Konzert im Beat-Club-Keller Bach wörtlich, Lauba improvisiert

Greven -

Klassik trifft Moderne, Bach trifft Lauba: Der Saxofonist Koryun Asatryan gastiert am Freitag im Beat-Club-Keller.

Koryun Asatryan  hat viele große internationale Preise gewonnen.
Koryun Asatryan  hat viele große internationale Preise gewonnen. Foto: privat

Bach und Telemann, streng werkorientiert gespielt, und moderne Komponisten wie Lauba , der viel Interpretation erfordert, präsentiert der Saxofonist Koryun Asatryan am Freitag, 30. September, im Beat Club Greven . Er spielt im Rahmen der Konzertreihe „Beatclub Greven Bliss“ , die gemeinsam mit der Gesellschaft zur Förderung der Westfälischen Kulturarbeit verantwortet wird.
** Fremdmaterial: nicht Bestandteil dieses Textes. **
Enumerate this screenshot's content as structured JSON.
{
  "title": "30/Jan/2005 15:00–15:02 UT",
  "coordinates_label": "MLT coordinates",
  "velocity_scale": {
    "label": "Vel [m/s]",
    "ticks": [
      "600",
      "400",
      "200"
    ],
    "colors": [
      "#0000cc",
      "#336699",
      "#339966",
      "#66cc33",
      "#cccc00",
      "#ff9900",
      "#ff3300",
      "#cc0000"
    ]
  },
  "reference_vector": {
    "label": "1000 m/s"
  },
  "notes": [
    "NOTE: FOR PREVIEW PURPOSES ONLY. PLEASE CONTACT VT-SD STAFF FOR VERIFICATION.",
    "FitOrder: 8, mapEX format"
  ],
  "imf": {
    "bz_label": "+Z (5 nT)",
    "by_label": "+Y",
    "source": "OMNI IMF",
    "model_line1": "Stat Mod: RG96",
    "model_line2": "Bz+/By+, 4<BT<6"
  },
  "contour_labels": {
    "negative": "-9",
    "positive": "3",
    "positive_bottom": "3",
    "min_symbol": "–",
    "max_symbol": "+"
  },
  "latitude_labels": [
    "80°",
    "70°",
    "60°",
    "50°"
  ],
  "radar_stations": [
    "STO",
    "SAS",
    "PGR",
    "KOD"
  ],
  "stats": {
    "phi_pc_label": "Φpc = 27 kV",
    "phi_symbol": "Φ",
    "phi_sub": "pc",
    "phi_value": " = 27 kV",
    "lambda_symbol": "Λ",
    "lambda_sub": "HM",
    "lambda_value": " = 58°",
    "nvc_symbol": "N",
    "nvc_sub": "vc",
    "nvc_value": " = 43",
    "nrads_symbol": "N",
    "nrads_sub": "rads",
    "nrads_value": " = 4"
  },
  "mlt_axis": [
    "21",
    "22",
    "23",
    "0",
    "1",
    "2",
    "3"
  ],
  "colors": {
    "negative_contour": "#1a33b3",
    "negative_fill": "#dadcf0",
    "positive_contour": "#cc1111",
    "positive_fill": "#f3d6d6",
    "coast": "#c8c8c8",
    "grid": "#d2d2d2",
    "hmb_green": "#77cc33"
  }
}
Auf dem Programm stehen „Jungle“ von Christian Lauba (*1952): Jungle, Georg Philipp Telemann (1681–1767) „Fantasien für Flöte, Nr. 3 und Nr. 5“, Ryō Noda (*1948), „Maï“, Luciano Berio (1925–2003) Sequenza VIIb und Johann Sebastian Bach (1685–1750) „Partita für Flöte a-Moll BWV 1013“.

In der Ankündigung des Konzerts skizziert Koryun Asatryan sein Musikverständnis: „Spielt man, in unbedingter Werktreue, bei Bach nur das, was in den Noten steht, ist die ganze Musik da, die Tiefe, die so unbegreiflich bleibt, das – obwohl alles verständlich ist – Unbestimmbare, das uns so tief berührt. Auch bei Berio entsteht aus dem Text selbst etwas, eine Atmosphäre. Ganz anders bei Lauba: Wenn man bei seinen Etüden spielt, was in den Noten steht, entstehen nur Töne. Man muss als Interpret viel dazutun, damit das Spiel nicht Leistungssport bleibt, sondern Musik wird, die in ihrer eigenen Radikalität begeistert. Bach braucht Klarheit. Jedes Werk ist vollkommen in sich – wie ein Granatapfel: Jedes Stückchen hält das andere, jede Note hat ihr eigenes Gewicht. Es ist vulgär, Bach unserer Zeit anzupassen. Natürlich, ganz authentisch können wir ihn nicht interpretieren, denn wir wissen nur, dass die Stücke, die ja Tanzformen sind, tanzbar sein müssen. Hinzukommt, dass ich auch eine Brücke zu mir selber schlagen muss, denn es soll sich für mich natürlich anfühlen, Bach zu spielen.“

Koryun Asatryan, der bei Daniel Gauthier (Dortmund/Detmold/Köln) studiert hat, zahlreiche renommierte Preise gewann, international gastiert und an der Musikhochschule München unterrichtet, stellt Bach Berio und hochvirtuose, extrem anspruchsvolle Stücke von Noda und Lauba gegenüber, die unsere Zeit ausdrücken und bei denen der 31-Jährige „viel machen muss“. Ob dann auch in Öppes Keller der Geist des Samurai aus Nodas „Maï“ erscheint, der – so der Text zur Programmmusik – von seiner Witwe zur Rede gestellt wird, weil er vor einer Schlacht, die er nur verlieren konnte, Selbstmord beging, um seine Soldaten zu retten?

Das Konzert findet am Freitag, 30. September, im Beat Club Greven, Keller der Gaststätte „Goldener Stern“, Martinistraße 2 statt. Der Eintritt beträgt 15 Euro, 11 Euro ermäßigt für GWK-Mitglieder und Beat Club-Mitglieder. Karten gibt es im Vorverkauf bei Greven Marketing, Alte Münsterstr. 23, und beim Beat Club Greven, Bismarckstraße 34, ✆  02571/81303, und unter www.adticket.de.